RORY MOORE/THE ET CETERA
State Representative Victoria Neave Criado was on a door-to-door campaign to contact her constituents personally and find issues to bring to the house floor.
Eventually, she came to the doorstep of Lavinia Masters, a 50-year old woman with a rape kit that stood untested for 20 years.
After hearing Masters’ story, Neave Criado followed a bread crumb trail laced with tragedy: she discovered over 5,000 untested rape kits in Texas.
“[Masters] told her story and never gave up trying to figure out what happened with that evidence,” Neave Criado said.
A former Eastfield student, Neave Criado credits her career success to people like Masters, drawing lawmaking inspiration from ordinary citizens.
Neave Criado spearheaded the Lavinia Masters Act, a bill ordering Texas to clear the backlog of rape kits. Although the bill passed with minimal pushback from state lawmakers and representatives, the resources needed to accomplish Neave’s ambitions were daunting.
According to a press release by Neave Criado, over 80% of backlogged rape kits in Texas have been resolved since the passage of the Lavinia Masters Act. The bill’s success depended on $50 million in funding and reforming the system for rape kit investigation.
“The stories of women who raise their voices across the country is so inspirational,” Neave Criado said. “It gives us the drive the knock down those barriers in law.”

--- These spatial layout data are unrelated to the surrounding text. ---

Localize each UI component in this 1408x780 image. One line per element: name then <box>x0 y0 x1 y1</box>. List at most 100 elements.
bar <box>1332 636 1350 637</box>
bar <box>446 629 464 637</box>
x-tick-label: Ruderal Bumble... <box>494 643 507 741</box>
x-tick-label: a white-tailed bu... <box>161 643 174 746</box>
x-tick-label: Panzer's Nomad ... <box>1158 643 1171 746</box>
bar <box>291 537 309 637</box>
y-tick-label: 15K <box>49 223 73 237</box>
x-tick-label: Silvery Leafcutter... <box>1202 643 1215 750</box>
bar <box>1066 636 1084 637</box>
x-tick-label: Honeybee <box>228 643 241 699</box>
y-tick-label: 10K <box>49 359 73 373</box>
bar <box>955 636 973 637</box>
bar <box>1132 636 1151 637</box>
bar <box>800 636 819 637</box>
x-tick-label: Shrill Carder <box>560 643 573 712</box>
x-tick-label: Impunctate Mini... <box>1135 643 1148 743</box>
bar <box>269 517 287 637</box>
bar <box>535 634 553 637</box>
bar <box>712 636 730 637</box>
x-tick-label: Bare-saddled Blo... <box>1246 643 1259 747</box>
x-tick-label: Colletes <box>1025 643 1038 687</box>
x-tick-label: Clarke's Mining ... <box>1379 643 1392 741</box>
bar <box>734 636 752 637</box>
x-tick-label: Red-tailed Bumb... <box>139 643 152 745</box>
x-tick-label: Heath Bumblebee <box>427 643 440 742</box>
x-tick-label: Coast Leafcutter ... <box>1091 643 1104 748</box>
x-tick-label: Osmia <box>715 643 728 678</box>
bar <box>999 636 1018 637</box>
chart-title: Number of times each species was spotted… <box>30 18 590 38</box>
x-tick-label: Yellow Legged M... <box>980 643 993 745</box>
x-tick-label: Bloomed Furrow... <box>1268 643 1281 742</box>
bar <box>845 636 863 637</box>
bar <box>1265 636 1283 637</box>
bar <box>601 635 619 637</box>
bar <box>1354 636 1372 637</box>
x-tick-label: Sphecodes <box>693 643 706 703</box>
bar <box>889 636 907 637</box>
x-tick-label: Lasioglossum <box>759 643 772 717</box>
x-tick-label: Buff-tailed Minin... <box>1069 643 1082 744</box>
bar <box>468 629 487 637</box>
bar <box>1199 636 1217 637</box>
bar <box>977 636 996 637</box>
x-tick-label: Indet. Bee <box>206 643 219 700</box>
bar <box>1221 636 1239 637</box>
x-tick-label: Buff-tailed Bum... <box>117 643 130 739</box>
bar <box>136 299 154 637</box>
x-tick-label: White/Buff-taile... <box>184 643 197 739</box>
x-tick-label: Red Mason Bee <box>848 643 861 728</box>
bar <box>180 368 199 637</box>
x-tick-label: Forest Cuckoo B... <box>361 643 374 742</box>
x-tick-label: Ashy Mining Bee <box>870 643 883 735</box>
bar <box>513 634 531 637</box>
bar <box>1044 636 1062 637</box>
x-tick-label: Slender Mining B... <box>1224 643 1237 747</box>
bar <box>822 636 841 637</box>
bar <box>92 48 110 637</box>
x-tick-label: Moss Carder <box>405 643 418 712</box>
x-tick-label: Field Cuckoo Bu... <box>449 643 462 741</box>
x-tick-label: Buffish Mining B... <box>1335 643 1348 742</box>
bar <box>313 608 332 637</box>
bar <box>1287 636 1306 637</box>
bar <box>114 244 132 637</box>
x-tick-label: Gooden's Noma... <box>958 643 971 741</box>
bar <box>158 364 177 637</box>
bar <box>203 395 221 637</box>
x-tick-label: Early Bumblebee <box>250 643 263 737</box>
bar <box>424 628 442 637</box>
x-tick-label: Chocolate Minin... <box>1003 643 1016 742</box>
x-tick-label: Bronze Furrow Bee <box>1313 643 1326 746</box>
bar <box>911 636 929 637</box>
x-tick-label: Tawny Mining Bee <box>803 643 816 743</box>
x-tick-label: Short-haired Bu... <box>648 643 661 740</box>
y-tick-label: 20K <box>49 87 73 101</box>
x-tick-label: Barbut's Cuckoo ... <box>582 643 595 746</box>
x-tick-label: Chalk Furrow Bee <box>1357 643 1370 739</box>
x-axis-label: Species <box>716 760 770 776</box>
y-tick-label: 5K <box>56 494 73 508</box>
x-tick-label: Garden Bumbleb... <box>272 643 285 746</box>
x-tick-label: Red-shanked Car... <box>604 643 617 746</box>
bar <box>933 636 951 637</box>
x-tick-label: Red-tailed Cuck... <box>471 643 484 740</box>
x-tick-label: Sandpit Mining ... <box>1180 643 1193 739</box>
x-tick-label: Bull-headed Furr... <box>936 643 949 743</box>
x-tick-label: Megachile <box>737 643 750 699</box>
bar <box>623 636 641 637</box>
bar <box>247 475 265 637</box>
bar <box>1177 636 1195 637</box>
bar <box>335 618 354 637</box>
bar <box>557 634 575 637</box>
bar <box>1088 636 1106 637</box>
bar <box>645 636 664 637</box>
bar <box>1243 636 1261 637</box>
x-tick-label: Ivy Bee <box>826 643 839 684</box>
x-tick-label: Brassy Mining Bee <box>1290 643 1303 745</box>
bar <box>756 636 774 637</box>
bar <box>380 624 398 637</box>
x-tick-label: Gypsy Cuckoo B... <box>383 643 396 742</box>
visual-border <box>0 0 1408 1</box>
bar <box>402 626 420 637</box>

As the first person in her working-class family to go to college, Neave Criado said she was determined to improve her community even before her political career began.
Neave Criado acts as a voice for women in Texas, continuing to draft more bills meant to tackle sexual harassment and assault.
“We have a long way to go to make up for decades of the laws not written in [women’s] favor,” Neave Criado said.
Even when people scream or swear at Neave Criado, her negative experiences with a door-to-door campaign are nullified when a citizen chooses to share their story, leading her to her next political move.
At the end of her speech, Neave Criado recounted meeting a pair of young girls at an apartment complex in one of Dallas’ poorer neighborhoods. The girls recognized her immediately and told her they wanted to follow in her footsteps.
Neave Criado has a photo of those girls in her office and said they give her inspiration.
“It’s drives us to do the work we’re doing,” Neave Criado said.